Use /clear between unrelated tasks so old context isn’t dragged into new work.
Be specific to reduce turn count: “Add validation for X in file Y” is more likely to complete in one round than “fix auth.”
Shorter, focused sessions mean fewer re‑reads of large CLAUDE.md or project context, even when cached.

Control code size and attached context

You can indirectly influence how many tokens Claude Code has to chew through.

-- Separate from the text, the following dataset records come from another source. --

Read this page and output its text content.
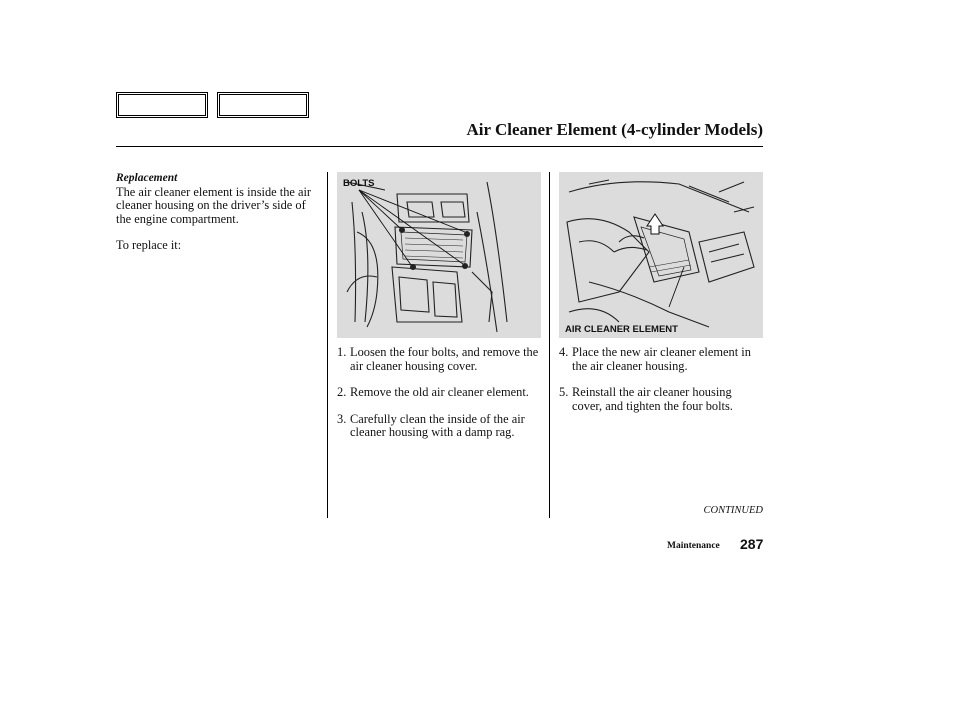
Air Cleaner Element (4-cylinder Models)
Replacement

The air cleaner element is inside the air cleaner housing on the driver’s side of the engine compartment.

To replace it:

BOLTS
AIR CLEANER ELEMENT
1. Loosen the four bolts, and remove the air cleaner housing cover.
2. Remove the old air cleaner element.
3. Carefully clean the inside of the air cleaner housing with a damp rag.
4. Place the new air cleaner element in the air cleaner housing.
5. Reinstall the air cleaner housing cover, and tighten the four bolts.
CONTINUED
Maintenance 287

Keep CLAUDE.md and other instruction files tight; a 15k‑token CLAUDE.md dominates your token profile and gets pulled into the cache repeatedly.
When asking about large files, scope the request to specific functions, regions, or modules instead of “read the whole repo and refactor X.”
Avoid dumping huge logs or full minified bundles; trim to relevant excerpts or use filters.
The right mental model is: “What’s the minimal context Claude needs to do this step?”

Clamp output verbosity

Claude Code can emit huge code blocks if you let it, and those output tokens are the expensive ones.

Ask for focused patches or diffs instead of full‑file rewrites when possible.
When you only need a helper or a small refactor, say so (“only output the new function and a brief explanation”).
If it restates large chunks of context, explicitly tell it not to repeat earlier code or instructions.

Output discipline matters because those tokens are where your costs spike fastest.